HSAS Blue / Green Campaign Online Ad

What Is Your job Title?

Clinical Orthoptist.

What Does an Orthoptist Do?

An Orthoptist is an eye care/health professional who works in partnership with an Opthalmologist (eye Physician and Surgeon). The practice of Orthoptics includes the assessment, evaluation and identification of disorders of vision, binocular vision and ocular motility for the purpose of enhancing or restoring function. Orthoptists also implement and monitor non-surgical treatments.

There are three Clinical Orthoptists and one Orthoptics Instructor working in Saskatchewan. The Instructor has both teaching and administrative responsibilities that are centered on the training program that is run through our department where new Orthoptists are trained. There are only two other training programs within Canada for our profession, making our department quite unique.

The Clinical Orthoptists are responsible for examining designated patients for referring physicians (Pediatric, General, and Neurophthamologists from a large catchment area). Clinical orthoptists also have teaching responsibilities with both enrolled Orthoptic students as well as residents from various disciplines.

What Training Is Necessary to Do Your Work?

Those wishing to become certified Orthoptists are required to have a University degree (BA or BSc) and pass through the application and interview process. Once offered a position in our program (one new student per year is selected), the student will participate in a 24-month training program of which didactic studies and extensive supervised clinical practice form the core. Following successful completion of the 24 month course, the student is eligible to take the national written, oral and practical examinations set by the Canadian Orthoptic Council (COC).

Where Do You Work?

The Orthoptists employed by the Saskatoon Health Region work at the Eye Care Centre located at Saskatoon City Hospital

Who Needs Your Services and Why?

Patients requiring the services of Orthoptists are those who have eye muscle imbalances (strabismus), amblyopia (decreased visual acuity in one eye), binocular vision disorders, or other problems with ocular motility. Many of our patients are children, due to the nature and age of onset of such conditions as strabismus and amblyopia, but we do also serve adult patients on a regular basis, including many senior citizens.

What Is Your Favourite Part of Your Job?

I really enjoy working with children and their families, and feel fortunate to have the knowledge and skill set to help answer questions and provide information regarding this specialized area of healthcare.

What Challenges Do You Have in Your Job?

We are required to retain certification with the Canadian Orthoptic Council (COC) by accumulating continuing education credits on an annual basis.
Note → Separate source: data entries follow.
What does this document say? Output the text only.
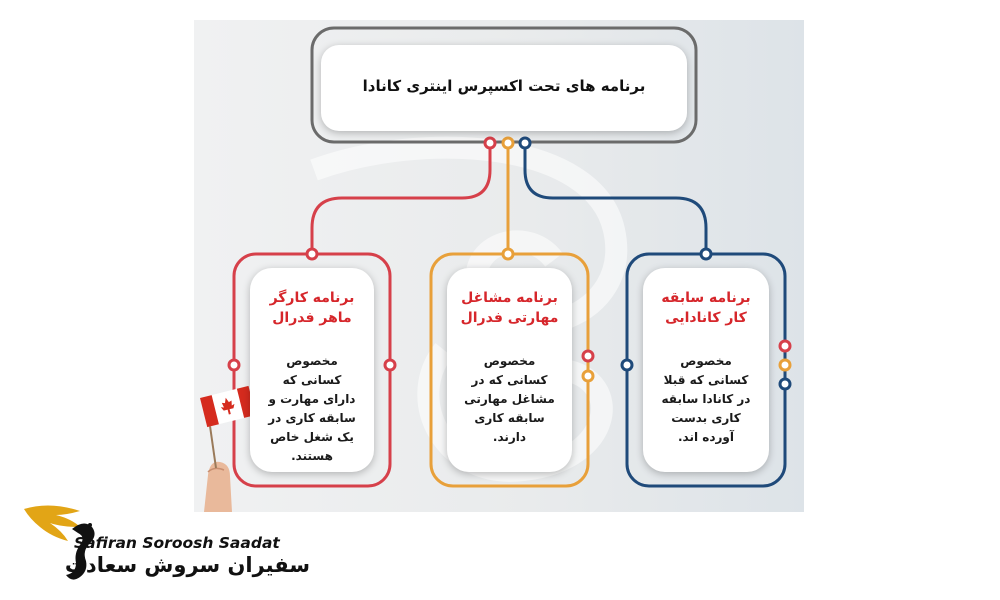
برنامه های تحت اکسپرس اینتری کانادا
برنامه کارگر ماهر فدرال
مخصوص کسانی که دارای مهارت و سابقه کاری در یک شغل خاص هستند.
برنامه مشاغل مهارتی فدرال
مخصوص کسانی که در مشاغل مهارتی سابقه کاری دارند.
برنامه سابقه کار کانادایی
مخصوص کسانی که قبلا در کانادا سابقه کاری بدست آورده اند.
Safiran Soroosh Saadat
سفیران سروش سعادت
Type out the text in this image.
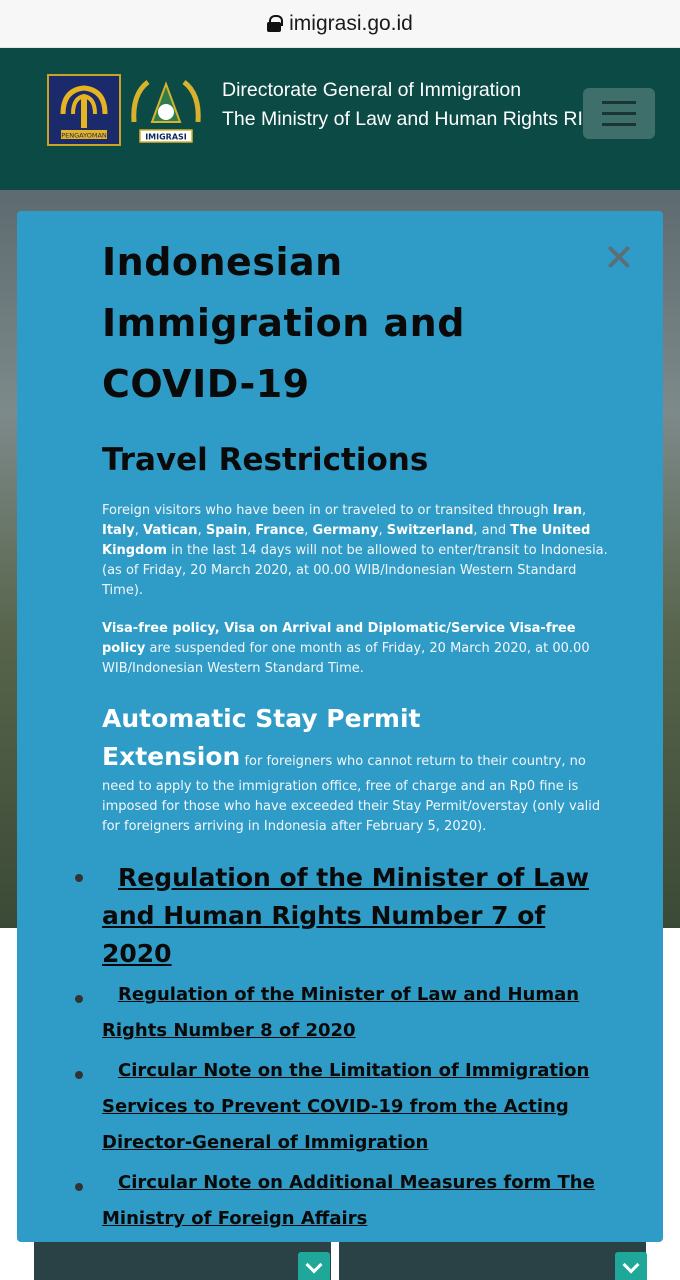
imigrasi.go.id
PENGAYOMAN	IMIGRASI
Directorate General of Immigration
The Ministry of Law and Human Rights RI
Indonesian
Immigration and
COVID-19
Travel Restrictions

Foreign visitors who have been in or traveled to or transited through Iran, Italy, Vatican, Spain, France, Germany, Switzerland, and The United Kingdom in the last 14 days will not be allowed to enter/transit to Indonesia. (as of Friday, 20 March 2020, at 00.00 WIB/Indonesian Western Standard Time).

Visa-free policy, Visa on Arrival and Diplomatic/Service Visa-free policy are suspended for one month as of Friday, 20 March 2020, at 00.00 WIB/Indonesian Western Standard Time.

Automatic Stay Permit

Extension for foreigners who cannot return to their country, no need to apply to the immigration office, free of charge and an Rp0 fine is imposed for those who have exceeded their Stay Permit/overstay (only valid for foreigners arriving in Indonesia after February 5, 2020).

Regulation of the Minister of Law and Human Rights Number 7 of 2020
Regulation of the Minister of Law and Human Rights Number 8 of 2020
Circular Note on the Limitation of Immigration Services to Prevent COVID-19 from the Acting Director-General of Immigration
Circular Note on Additional Measures form The Ministry of Foreign Affairs
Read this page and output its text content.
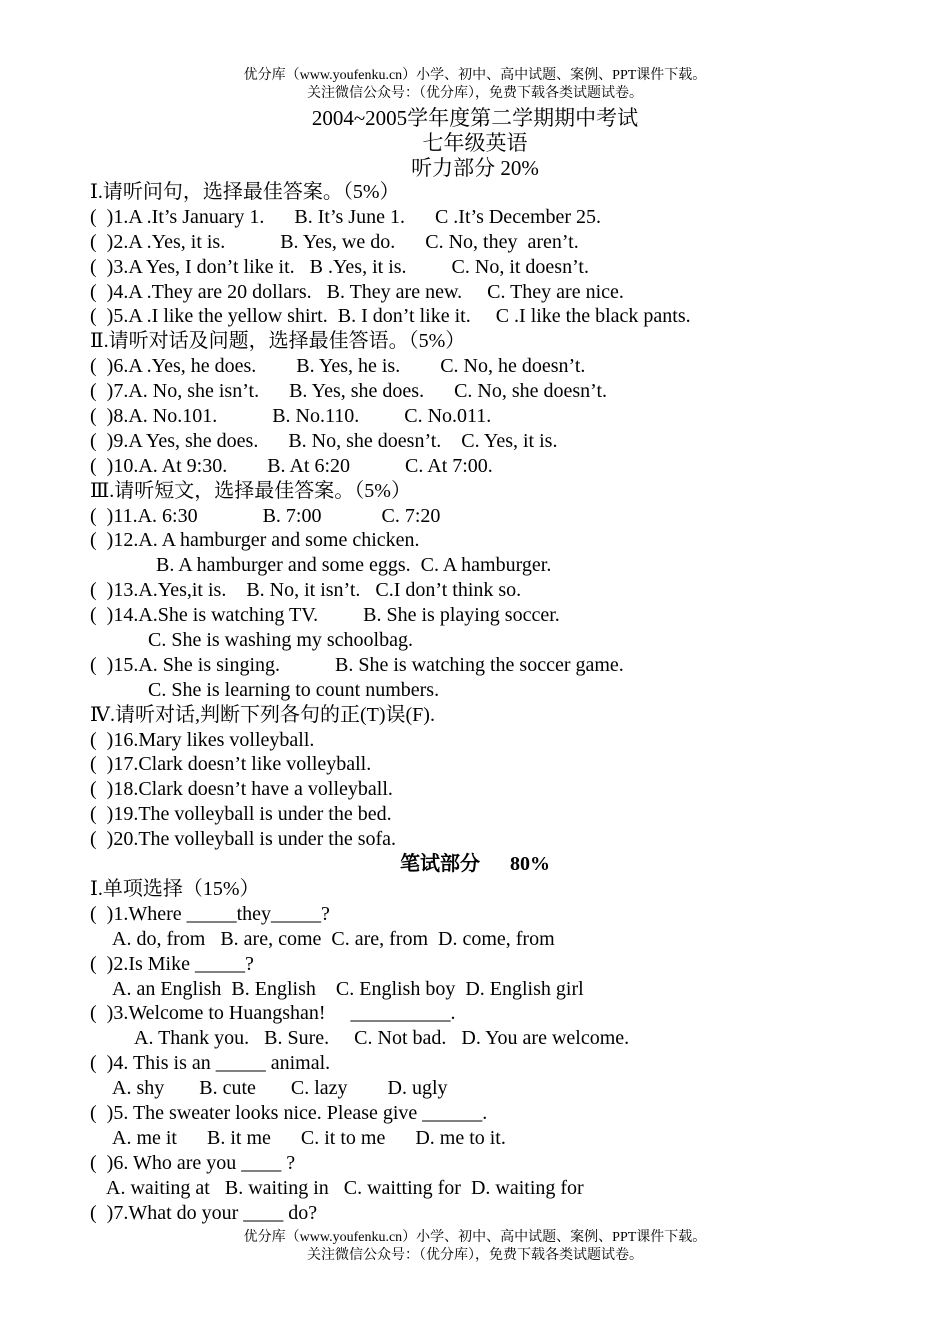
优分库（www.youfenku.cn）小学、初中、高中试题、案例、PPT课件下载。
关注微信公众号：（优分库），免费下载各类试题试卷。
2004~2005学年度第二学期期中考试
七年级英语
听力部分 20%
Ⅰ.请听问句，选择最佳答案。（5%）
(  )1.A .It’s January 1.      B. It’s June 1.      C .It’s December 25.
(  )2.A .Yes, it is.           B. Yes, we do.      C. No, they  aren’t.
(  )3.A Yes, I don’t like it.   B .Yes, it is.         C. No, it doesn’t.
(  )4.A .They are 20 dollars.   B. They are new.     C. They are nice.
(  )5.A .I like the yellow shirt.  B. I don’t like it.     C .I like the black pants.
Ⅱ.请听对话及问题，选择最佳答语。（5%）
(  )6.A .Yes, he does.        B. Yes, he is.        C. No, he doesn’t.
(  )7.A. No, she isn’t.      B. Yes, she does.      C. No, she doesn’t.
(  )8.A. No.101.           B. No.110.         C. No.011.
(  )9.A Yes, she does.      B. No, she doesn’t.    C. Yes, it is.
(  )10.A. At 9:30.        B. At 6:20           C. At 7:00.
Ⅲ.请听短文，选择最佳答案。（5%）
(  )11.A. 6:30             B. 7:00            C. 7:20
(  )12.A. A hamburger and some chicken.
B. A hamburger and some eggs.  C. A hamburger.
(  )13.A.Yes,it is.    B. No, it isn’t.   C.I don’t think so.
(  )14.A.She is watching TV.         B. She is playing soccer.
C. She is washing my schoolbag.
(  )15.A. She is singing.           B. She is watching the soccer game.
C. She is learning to count numbers.
Ⅳ.请听对话,判断下列各句的正(T)误(F).
(  )16.Mary likes volleyball.
(  )17.Clark doesn’t like volleyball.
(  )18.Clark doesn’t have a volleyball.
(  )19.The volleyball is under the bed.
(  )20.The volleyball is under the sofa.
笔试部分      80%
Ⅰ.单项选择（15%）
(  )1.Where _____they_____?
A. do, from   B. are, come  C. are, from  D. come, from
(  )2.Is Mike _____?
A. an English  B. English    C. English boy  D. English girl
(  )3.Welcome to Huangshan!     __________.
A. Thank you.   B. Sure.     C. Not bad.   D. You are welcome.
(  )4. This is an _____ animal.
A. shy       B. cute       C. lazy        D. ugly
(  )5. The sweater looks nice. Please give ______.
A. me it      B. it me      C. it to me      D. me to it.
(  )6. Who are you ____ ?
A. waiting at   B. waiting in   C. waitting for  D. waiting for
(  )7.What do your ____ do?
优分库（www.youfenku.cn）小学、初中、高中试题、案例、PPT课件下载。
关注微信公众号：（优分库），免费下载各类试题试卷。
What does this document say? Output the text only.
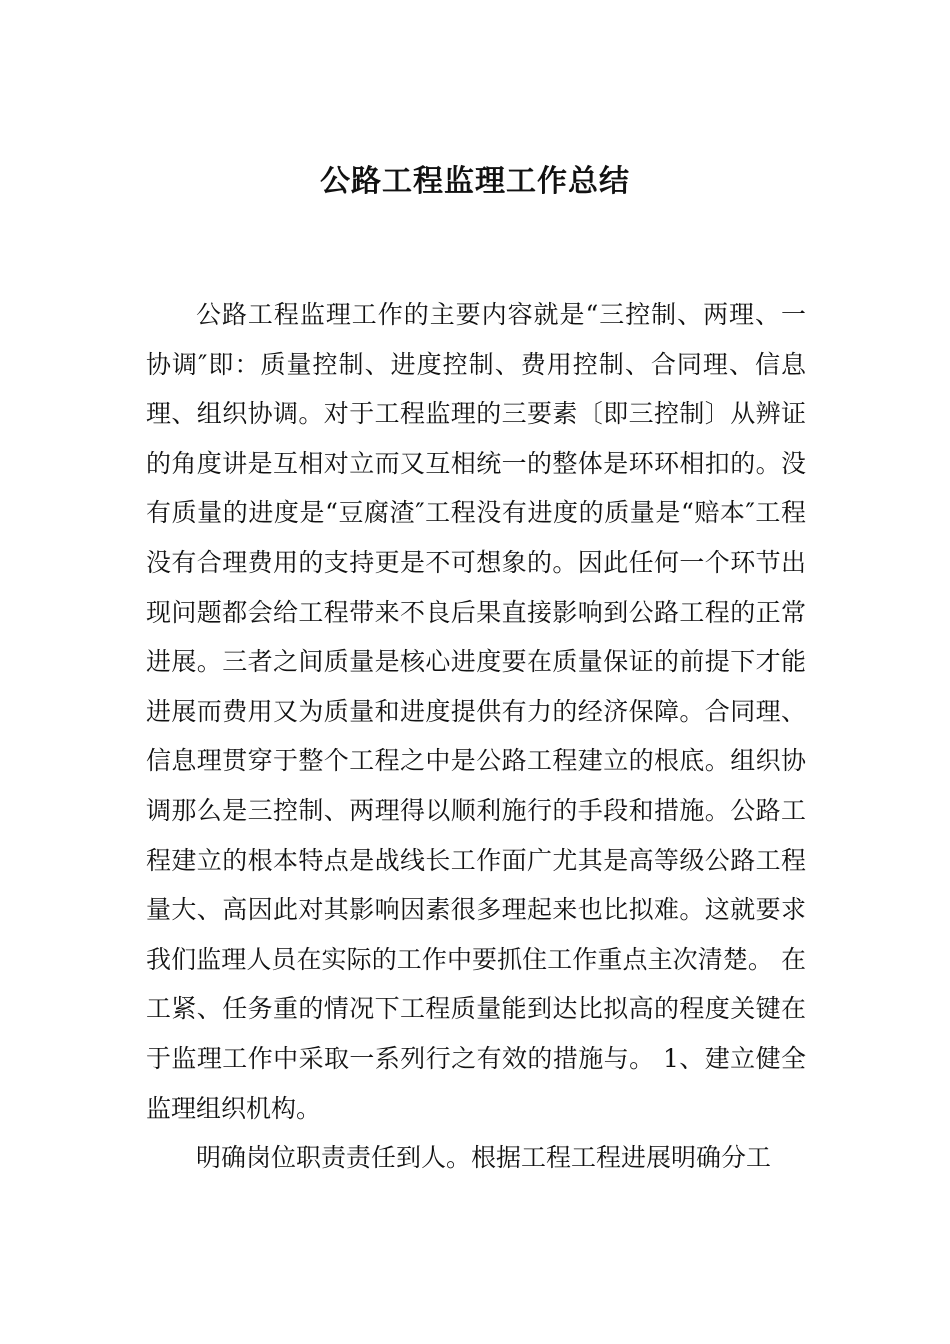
公路工程监理工作总结

公路工程监理工作的主要内容就是“三控制、两理、一协调″即：质量控制、进度控制、费用控制、合同理、信息理、组织协调。对于工程监理的三要素〔即三控制〕从辨证的角度讲是互相对立而又互相统一的整体是环环相扣的。没有质量的进度是“豆腐渣″工程没有进度的质量是“赔本″工程没有合理费用的支持更是不可想象的。因此任何一个环节出现问题都会给工程带来不良后果直接影响到公路工程的正常进展。三者之间质量是核心进度要在质量保证的前提下才能进展而费用又为质量和进度提供有力的经济保障。合同理、信息理贯穿于整个工程之中是公路工程建立的根底。组织协调那么是三控制、两理得以顺利施行的手段和措施。公路工程建立的根本特点是战线长工作面广尤其是高等级公路工程量大、高因此对其影响因素很多理起来也比拟难。这就要求我们监理人员在实际的工作中要抓住工作重点主次清楚。 在工紧、任务重的情况下工程质量能到达比拟高的程度关键在于监理工作中采取一系列行之有效的措施与。 1、建立健全监理组织机构。

明确岗位职责责任到人。根据工程工程进展明确分工
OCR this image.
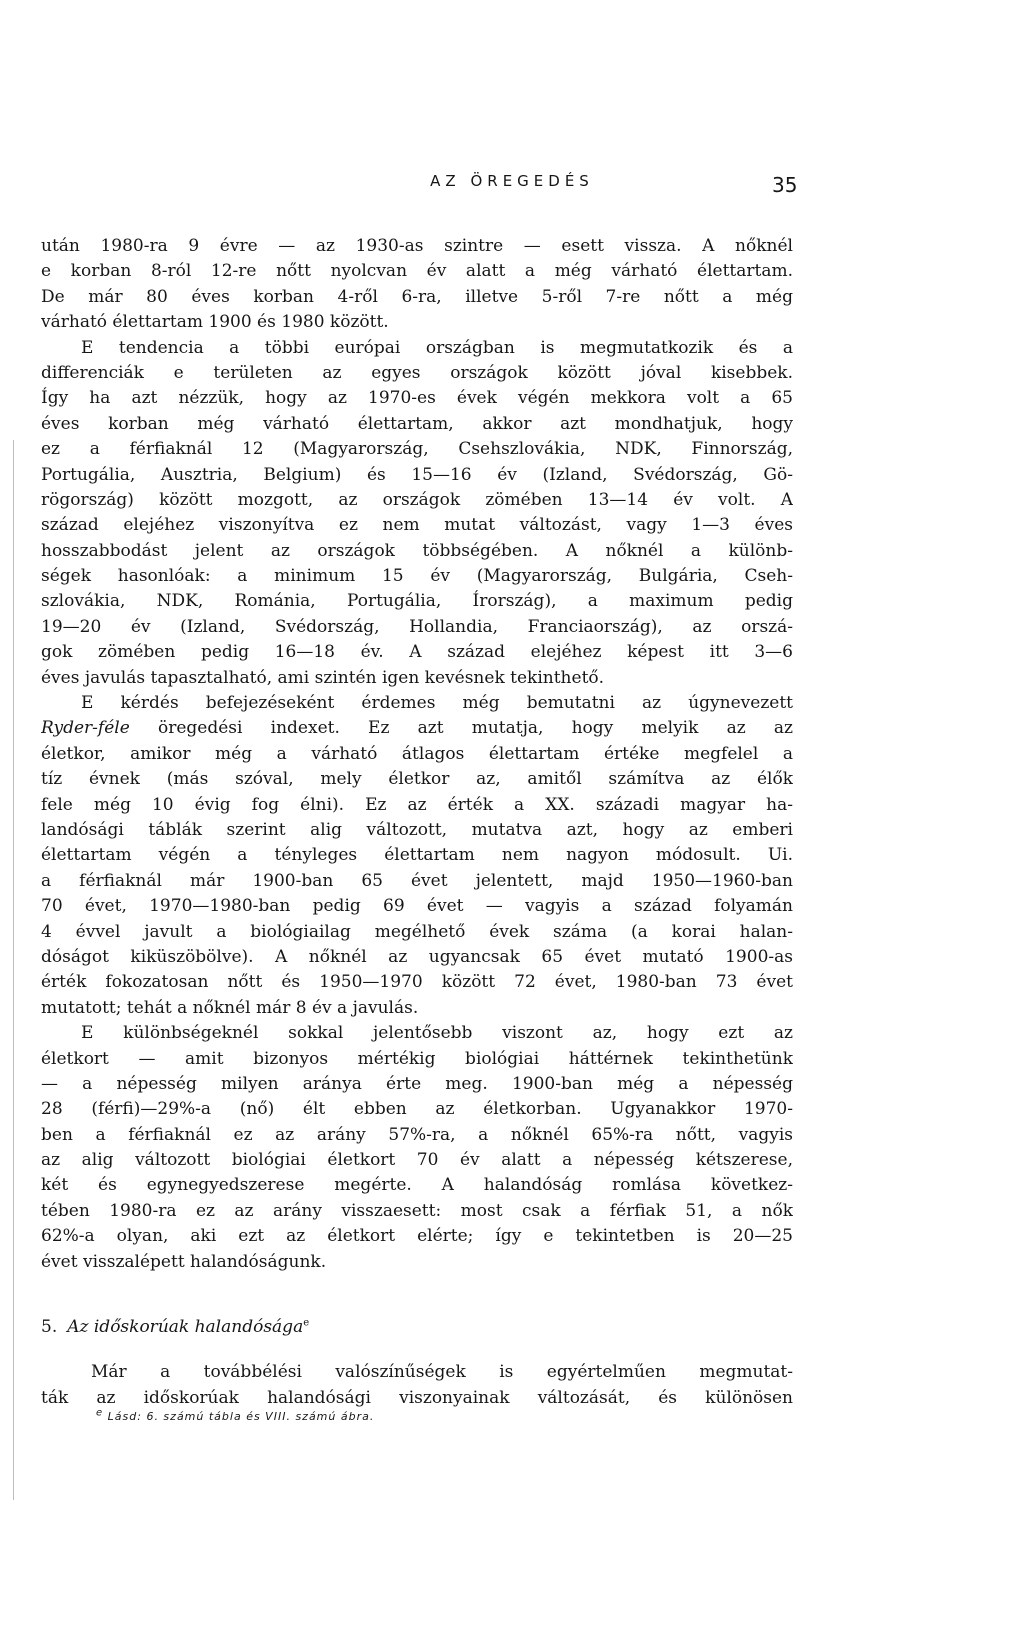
AZ ÖREGEDÉS	35
után 1980-ra 9 évre — az 1930-as szintre — esett vissza. A nőknél
e korban 8-ról 12-re nőtt nyolcvan év alatt a még várható élettartam.
De már 80 éves korban 4-ről 6-ra, illetve 5-ről 7-re nőtt a még
várható élettartam 1900 és 1980 között.
E tendencia a többi európai országban is megmutatkozik és a
differenciák e területen az egyes országok között jóval kisebbek.
Így ha azt nézzük, hogy az 1970-es évek végén mekkora volt a 65
éves korban még várható élettartam, akkor azt mondhatjuk, hogy
ez a férfiaknál 12 (Magyarország, Csehszlovákia, NDK, Finnország,
Portugália, Ausztria, Belgium) és 15—16 év (Izland, Svédország, Gö-
rögország) között mozgott, az országok zömében 13—14 év volt. A
század elejéhez viszonyítva ez nem mutat változást, vagy 1—3 éves
hosszabbodást jelent az országok többségében. A nőknél a különb-
ségek hasonlóak: a minimum 15 év (Magyarország, Bulgária, Cseh-
szlovákia, NDK, Románia, Portugália, Írország), a maximum pedig
19—20 év (Izland, Svédország, Hollandia, Franciaország), az orszá-
gok zömében pedig 16—18 év. A század elejéhez képest itt 3—6
éves javulás tapasztalható, ami szintén igen kevésnek tekinthető.
E kérdés befejezéseként érdemes még bemutatni az úgynevezett
Ryder-féle öregedési indexet. Ez azt mutatja, hogy melyik az az
életkor, amikor még a várható átlagos élettartam értéke megfelel a
tíz évnek (más szóval, mely életkor az, amitől számítva az élők
fele még 10 évig fog élni). Ez az érték a XX. századi magyar ha-
landósági táblák szerint alig változott, mutatva azt, hogy az emberi
élettartam végén a tényleges élettartam nem nagyon módosult. Ui.
a férfiaknál már 1900-ban 65 évet jelentett, majd 1950—1960-ban
70 évet, 1970—1980-ban pedig 69 évet — vagyis a század folyamán
4 évvel javult a biológiailag megélhető évek száma (a korai halan-
dóságot kiküszöbölve). A nőknél az ugyancsak 65 évet mutató 1900-as
érték fokozatosan nőtt és 1950—1970 között 72 évet, 1980-ban 73 évet
mutatott; tehát a nőknél már 8 év a javulás.
E különbségeknél sokkal jelentősebb viszont az, hogy ezt az
életkort — amit bizonyos mértékig biológiai háttérnek tekinthetünk
— a népesség milyen aránya érte meg. 1900-ban még a népesség
28 (férfi)—29%-a (nő) élt ebben az életkorban. Ugyanakkor 1970-
ben a férfiaknál ez az arány 57%-ra, a nőknél 65%-ra nőtt, vagyis
az alig változott biológiai életkort 70 év alatt a népesség kétszerese,
két és egynegyedszerese megérte. A halandóság romlása következ-
tében 1980-ra ez az arány visszaesett: most csak a férfiak 51, a nők
62%-a olyan, aki ezt az életkort elérte; így e tekintetben is 20—25
évet visszalépett halandóságunk.
5. Az időskorúak halandósága$^e$
Már a továbbélési valószínűségek is egyértelműen megmutat-
ták az időskorúak halandósági viszonyainak változását, és különösen
$^e$ Lásd: 6. számú tábla és VIII. számú ábra.
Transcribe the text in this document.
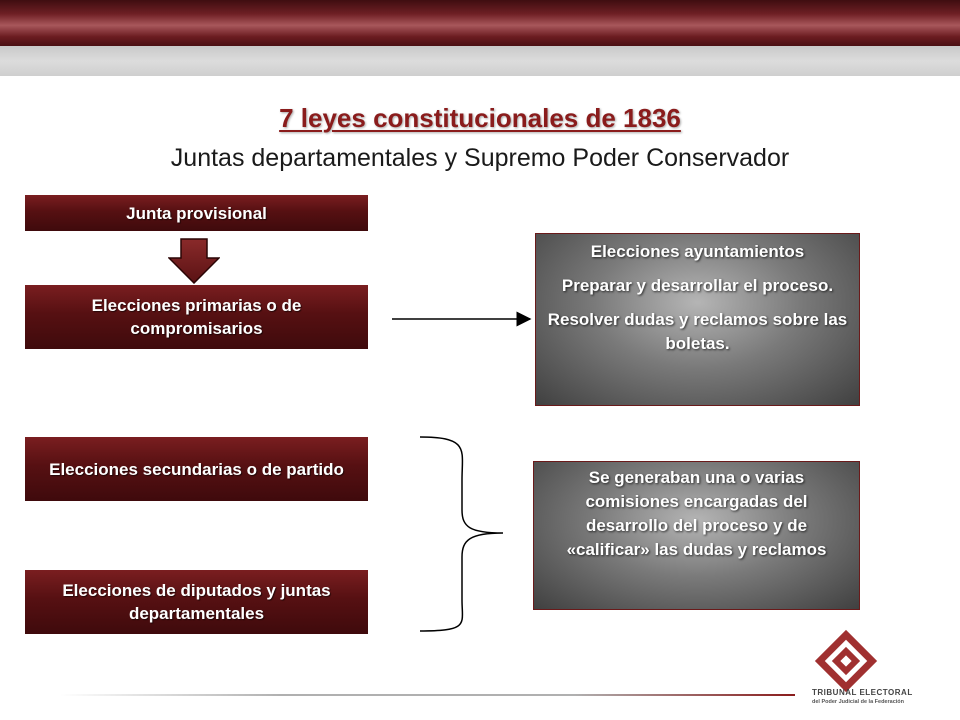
7 leyes constitucionales de 1836
Juntas departamentales y Supremo Poder Conservador
Junta provisional
Elecciones primarias o de compromisarios
Elecciones secundarias o de partido
Elecciones de diputados y juntas departamentales

Elecciones ayuntamientos

Preparar y desarrollar el proceso.

Resolver dudas y reclamos sobre las boletas.

Se generaban una o varias comisiones encargadas del desarrollo del proceso y de «calificar» las dudas y reclamos
TRIBUNAL ELECTORAL
del Poder Judicial de la Federación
Due to the specialized nature of our work, and also due to the fact that we are all actively involved in teaching our own students, medical students, residents, etc., many of the highest quality opportunities to obtain the continuing education required involve travel to other Canadian or American cities to participate in national/international meetings and collaborate with other training centers.

What Are the Consequences When There Are Not Enough People with Your Training to Provide Service?

Due to the fact that there are only three places to train to be an Orthoptist within Canada, it is not unheard of for job postings to remain open for a year at a time in some centres. We are fortunate in Saskatoon to have a training program for Orthoptists, and as a result have a regular flow of newly-trained Orthoptists to recruit for job openings in our centre. However, new grads aren’t always inclined to stay in the province, so filling job vacancies can be difficult at times, and having people to fill in casually has also been a problem historically. When staff are sick, on vacation, or away for extended leaves, we often do not have a casual staff to fill in, which results in having to reschedule patients, fewer patients being assessed, and decreased productivity for the Physician (the Orthoptists do a preliminary assessment on nearly every patient that the in-house Pediatric Ophthalmologist sees at the hospital, allowing her to see more patients on a daily basis than if she had to do the entire exam without an Orthoptic work-up).